Globally there are millions of people employed in customer service roles. Most of them were sent home by their employer during the crisis. WFH was proven to work and customer service agents even became more productive at home – freed from long commutes and office interruptions. Most of these people don’t want to return to the office 100% of the time.
Research by 5th Talent in Canada on over 4,000 agents in 7 countries found that most agents appreciate the flexibility they get when working from home – in particular how their managers judge them more on what they achieve than on hours worked. It’s what you deliver, not who you know, that counts when everyone is working from home.
Blending a gig economy approach, that everyone knows from brands such as Uber and Airbnb, with customer experience (CX) leads to what analysts are now calling GigCX. This promises to create an entirely new type of CX that is better for the agents, better for the customers, and better for the company requiring a customer service team.
Why is GigCX so impressive? I’m going to explain everything at a high level in my next four blog posts. I will focus on four key areas where I believe managers with a customer service responsibility need to appreciate the value of GigCX.

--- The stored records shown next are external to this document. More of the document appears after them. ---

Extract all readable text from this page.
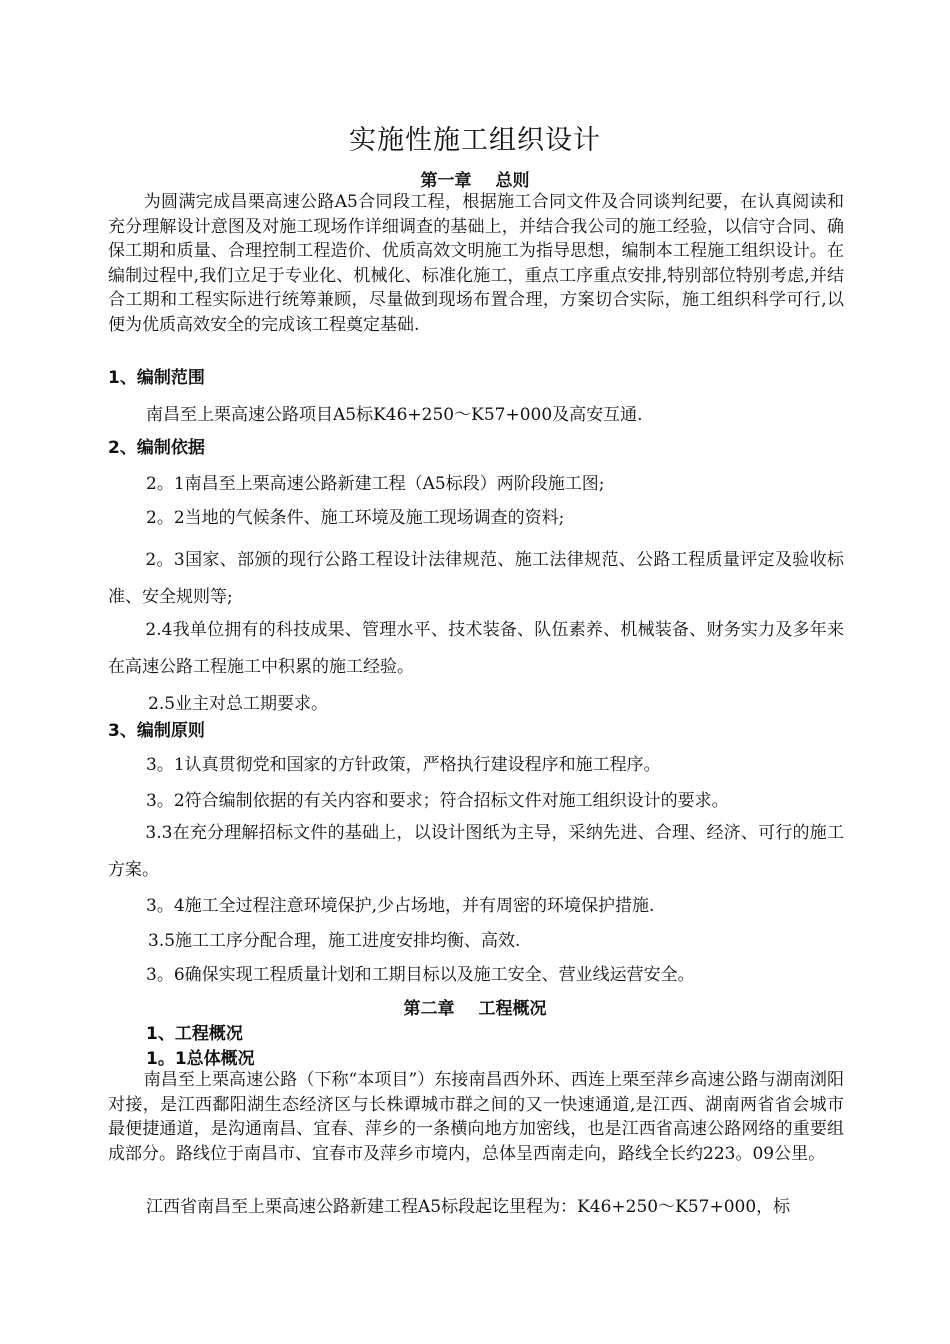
实施性施工组织设计
第一章 总则

为圆满完成昌栗高速公路A5合同段工程，根据施工合同文件及合同谈判纪要，在认真阅读和充分理解设计意图及对施工现场作详细调查的基础上，并结合我公司的施工经验，以信守合同、确保工期和质量、合理控制工程造价、优质高效文明施工为指导思想，编制本工程施工组织设计。在编制过程中,我们立足于专业化、机械化、标准化施工，重点工序重点安排,特别部位特别考虑,并结合工期和工程实际进行统筹兼顾，尽量做到现场布置合理，方案切合实际，施工组织科学可行,以便为优质高效安全的完成该工程奠定基础.

1、编制范围

南昌至上栗高速公路项目A5标K46+250～K57+000及高安互通.

2、编制依据

2。1南昌至上栗高速公路新建工程（A5标段）两阶段施工图;

2。2当地的气候条件、施工环境及施工现场调查的资料;

2。3国家、部颁的现行公路工程设计法律规范、施工法律规范、公路工程质量评定及验收标准、安全规则等;

2.4我单位拥有的科技成果、管理水平、技术装备、队伍素养、机械装备、财务实力及多年来在高速公路工程施工中积累的施工经验。

2.5业主对总工期要求。

3、编制原则

3。1认真贯彻党和国家的方针政策，严格执行建设程序和施工程序。

3。2符合编制依据的有关内容和要求；符合招标文件对施工组织设计的要求。

3.3在充分理解招标文件的基础上，以设计图纸为主导，采纳先进、合理、经济、可行的施工方案。

3。4施工全过程注意环境保护,少占场地，并有周密的环境保护措施.

3.5施工工序分配合理，施工进度安排均衡、高效.

3。6确保实现工程质量计划和工期目标以及施工安全、营业线运营安全。

第二章 工程概况
1、工程概况
1。1总体概况

南昌至上栗高速公路（下称“本项目”）东接南昌西外环、西连上栗至萍乡高速公路与湖南浏阳对接，是江西鄱阳湖生态经济区与长株谭城市群之间的又一快速通道,是江西、湖南两省省会城市最便捷通道，是沟通南昌、宜春、萍乡的一条横向地方加密线，也是江西省高速公路网络的重要组成部分。路线位于南昌市、宜春市及萍乡市境内，总体呈西南走向，路线全长约223。09公里。

江西省南昌至上栗高速公路新建工程A5标段起讫里程为：K46+250～K57+000，标
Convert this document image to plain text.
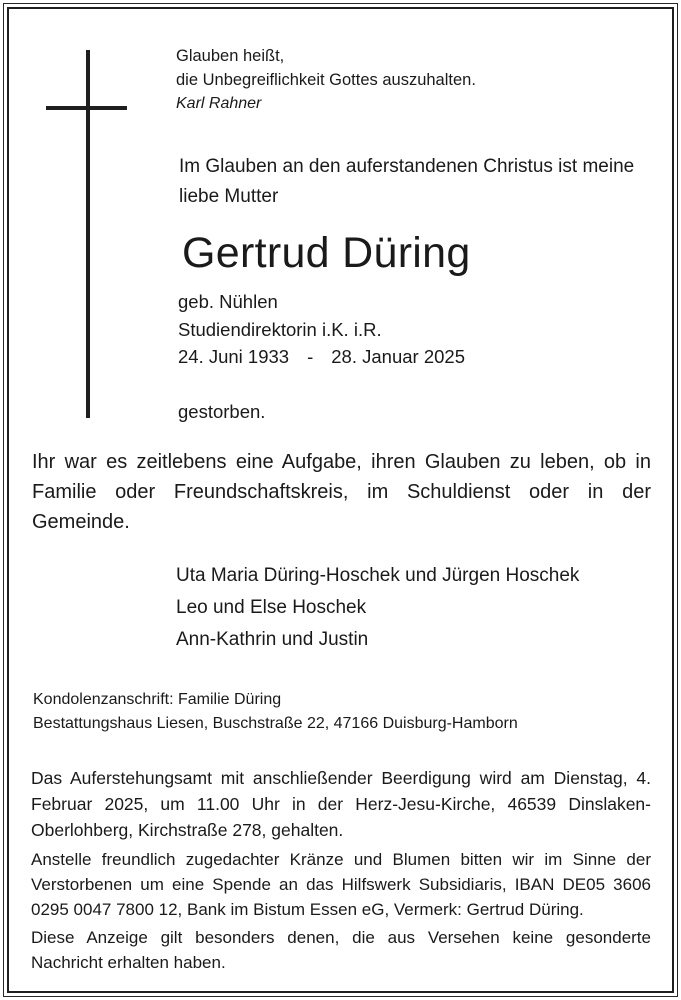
Glauben heißt,
die Unbegreiflichkeit Gottes auszuhalten.
Karl Rahner
Im Glauben an den auferstandenen Christus ist meine liebe Mutter
Gertrud Düring
geb. Nühlen
Studiendirektorin i.K. i.R.
24. Juni 1933 - 28. Januar 2025
gestorben.
Ihr war es zeitlebens eine Aufgabe, ihren Glauben zu leben, ob in Familie oder Freundschaftskreis, im Schuldienst oder in der Gemeinde.
Uta Maria Düring-Hoschek und Jürgen Hoschek
Leo und Else Hoschek
Ann-Kathrin und Justin
Kondolenzanschrift: Familie Düring
Bestattungshaus Liesen, Buschstraße 22, 47166 Duisburg-Hamborn
Das Auferstehungsamt mit anschließender Beerdigung wird am Dienstag, 4. Februar 2025, um 11.00 Uhr in der Herz-Jesu-Kirche, 46539 Dinslaken-Oberlohberg, Kirchstraße 278, gehalten.
Anstelle freundlich zugedachter Kränze und Blumen bitten wir im Sinne der Verstorbenen um eine Spende an das Hilfswerk Subsidiaris, IBAN DE05 3606 0295 0047 7800 12, Bank im Bistum Essen eG, Vermerk: Gertrud Düring.
Diese Anzeige gilt besonders denen, die aus Versehen keine gesonderte Nachricht erhalten haben.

- Cost: compare the cost of a chauffeur driven car taking you anywhere you want to go with the Uber app on your phone. Do you really need to pay huge upfront costs for a vehicle and then ongoing fixed costs for the car and driver or would you prefer to just pay for a car service when you need to use it? Why isn’t CX like this? Why don’t companies just pay for agent utilization when the agents are actually working for them? By only paying for productive agent time it’s possible to dramatically reduce your total customer service cost, but also to improve the reward to agents by paying them for delivery – not just a fixed amount for an 8-hour shift.
- Agility: GigCX allows customer service operations to easily manage business seasonality without the need for panic or stress. Black Friday strikes fear into the heart of many retailers because it’s difficult to expand contact center operations temporarily. A GigCX approach makes this simple – and the ramp down is also simple.
- Flexibility: modern customer service must be resilient. You need to mitigate risk by delivering service from multiple locations, away from a single office, preferably across several geographic regions – or even countries. Building this flexible resilience is simple to organize with a GigCX solution. The equivalent solution with a Business Process Outsourcer (BPO) would require a network of contact centers in multiple countries.
- Transparency: take control over your customer service processes. If you can directly manage a virtual contact center in the cloud with your remote agents all plugging into the service as and when needed, then why outsource these processes to a customer service provider or BPO? Everything you need can be delivered in a single, simple platform. You can take back control.
As the management of Siemens observed, managing a remote distributed workforce is very different to the processes used to manage a team inside an office. The team member spending longest at their desk is not necessarily the most productive, and may even be the least productive. Covid-19 was like shock therapy for many companies because they realized that they can be more productive by giving their employees the flexibility to work from home without managing their hours.
Modern management measures output – not hours at the desk – and GigCX adopts these principles completely. Clients working with GigCX agents only pay for productive customer engagement – nothing else. No contact centers, and no shifts where the agents are idle.
I’m on a mission to inform every customer service executive globally that GigCX has arrived. GigCX can offer dramatic improvements to your CX strategy by improving cost, agility, flexibility, and transparency. Over my next four blogs I’ll drill further into each point in turn.